5 of 321 comments (clear)

  1. Smaller than our moon from about 80x distance by Mostly+a+lurker · · Score: 4, Informative

    The video criticizes the lack of definition in a high res shot taken of Pluto from 9 million miles away on July 3. Seriously, let's see how much detail we could get of our moon using a small telescope from that kind of distance.

  2. Re:"Truthers" don't believe in *air* by DutchUncle · · Score: 4, Informative

    Umm . . . they DID withstand plane collisions. Both of them. No toppling whatever. And when they collapsed from the heat of a Jet-A fueled fire (give the bad guys credit for picking the right strategic planes - fully fueled for long flights), they collapsed straight down rather than taking out multiple blocks in all directions. Sorry, I think your rating of "subpar" is incorrect.

  3. Re:Dealing with deniers objectively by TMB · · Score: 3, Informative

    I agree, but the problem with arguing against conspiracy theory is that "a vast conspiracy is hiding all the truth so no one can find it" is inherently unfalsifiable, which makes scientific argument (i.e. presenting evidence that falsifies the proposition) pretty useless.

    [TMB]

  4. Re:Truther? by rahvin112 · · Score: 3, Informative

    It's a self applied name. Someone called them crackpots and they called themselves 9/11 truthers. Now truther is an anachronism for crackpot by their own doing.

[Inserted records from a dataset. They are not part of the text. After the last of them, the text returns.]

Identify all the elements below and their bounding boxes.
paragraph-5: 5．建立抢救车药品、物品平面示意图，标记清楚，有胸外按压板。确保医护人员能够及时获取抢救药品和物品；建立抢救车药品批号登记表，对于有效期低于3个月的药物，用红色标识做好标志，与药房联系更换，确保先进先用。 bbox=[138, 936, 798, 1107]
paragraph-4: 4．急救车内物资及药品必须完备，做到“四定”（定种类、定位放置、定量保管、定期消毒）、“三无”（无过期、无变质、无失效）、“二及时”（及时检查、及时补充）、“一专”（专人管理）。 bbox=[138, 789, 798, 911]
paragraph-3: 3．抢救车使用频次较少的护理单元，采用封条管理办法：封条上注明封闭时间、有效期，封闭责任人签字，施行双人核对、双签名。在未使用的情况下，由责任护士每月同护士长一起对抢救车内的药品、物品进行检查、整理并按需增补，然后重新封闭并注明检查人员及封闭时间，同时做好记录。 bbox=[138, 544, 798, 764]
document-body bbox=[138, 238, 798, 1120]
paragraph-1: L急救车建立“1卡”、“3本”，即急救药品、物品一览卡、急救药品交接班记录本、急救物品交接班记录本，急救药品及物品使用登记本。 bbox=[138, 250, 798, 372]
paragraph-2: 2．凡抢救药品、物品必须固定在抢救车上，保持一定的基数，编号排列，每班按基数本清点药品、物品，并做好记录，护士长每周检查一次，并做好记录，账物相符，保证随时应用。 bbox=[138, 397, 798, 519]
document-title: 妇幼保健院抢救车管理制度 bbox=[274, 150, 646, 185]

  5. Re: WTF? by Trapezium+Artist · · Score: 3, Informative

    I suspect that you have missed the point entirely: silentcoder made the correct distinction between "mass" (an inherent property that depends on the number of atoms etc. in an object and that is independent of where the object is) and its "weight", which in physics terms means the force exerted by that object on something, which is the mass times the local acceleration.

    Thus a person with a mass of 80kg standing on the Earth exerts a force due to gravity pulling them down onto the surface, i.e. 80 kg x 9.8 m/s2 = 784 Newtons. But for all sorts of obvious reasons, we just use the shorthand version to say that the person "weighs" 80 kg.

    On the Moon, their mass would be the same, because they'd have the same number of atoms in their body. But they'd exert much less force on the surface, because the gravity on the Moon is only 1/6th of that on the Earth. So, they would weigh less. It's at that point that the shorthand way of talking about weight becomes useless.

    Take the person and stick them infinitely far from any gravitating body and there would be no acceleration and thus no force, so the person would be weightless, but not massless (same number of atoms still).

    Of course, in low Earth orbit, you're right in pointing out that the Earth's gravitational acceleration has not diminished much. However, while you're falling freely towards the surface of the Earth under that acceleration, the spacecraft you're in is falling out from underneath you at the same rate, so you don't exert a net force on it. Thus you're effectively weightless.

    (If you're both falling freely towards the Earth, why don't you hit it at some point? Because you're flying sideways at such a high speed that the Earth's surface curves away from underneath you at just the same speed as you're falling towards it, so you never hit.)

    But here's another thing. Under general relativity, gravity is much better thought of as a curvature of spacetime and it turns out that the motion of even massless objects (photons) is affected by that curvature (think Einstein, Eddington, etc.). Indeed, given a very strong gravitational field / very high spacetime curvature, e.g. around a black hole, photons can go into orbit. This is because while they don't have any mass, they do have energy.

    So, in a more correct general relativistic setting, even your basic assertion that "to be able to orbit, you must have weight/mass" is wrong.